La vida esta plena de paradojas. De soledades.
De presencias que no siempre se saben disfrutar con la plenitud irrevocable de cada instante.
En eso pensaba, después de la despedida. Con el gusto de sus labios en mis labios, al sentarme en el asiento del micro de larga distancia. Cuando la señora vecina de asiento, me dijo en tono de confesión señalándome la bolsa floreada apoyada justo enfrente mío y al lado del expendedor de café y agua:
-Ahí viaja mi lorito.
No le dije nada, le conteste apenas con una sonrisa, estaba adentro de mi despedida que implica muchos días y 500 kilómetros de distancia. Pero la suerte del loro y de su dueña (una señora de unos 65 años que llevaba anteojos oscuros y el ojo derecho tapado con un apósito), me inquietaba.

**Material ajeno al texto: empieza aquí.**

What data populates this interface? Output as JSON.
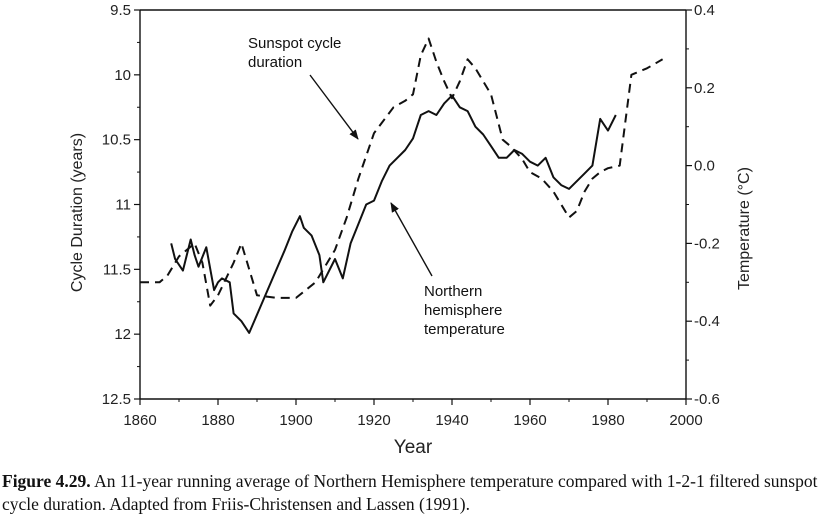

Cuando llegamos a destino, la vi abrir la bolsa y me anime a preguntarle si estaba bien el lorito.
-Si, mueve la patita, además viaja con comidita en la caja...
Me dice que el lorito viene desde la casa de su hijo en Paraná, que es su regalo de las fiestas. Lo dice con una mezcla de ilusión y ternura que no puedo reproducir con mi torpe escritura.
-Yo tenía otro, pero me lo comió un gato. -Agrega.
Me cuenta que le faltan al menos 45 minutos de viaje en colectivo urbano hasta llegar a la seguridad de su departamento sobre la calle Cabildo. Le deseo suerte mientras se abre la puerta del micro y nuestros pasos se alejan definitivamente.
Así estamos todos creo. Con nuestras ilusiones siempre frágiles. Siempre a merced del destino impredecible.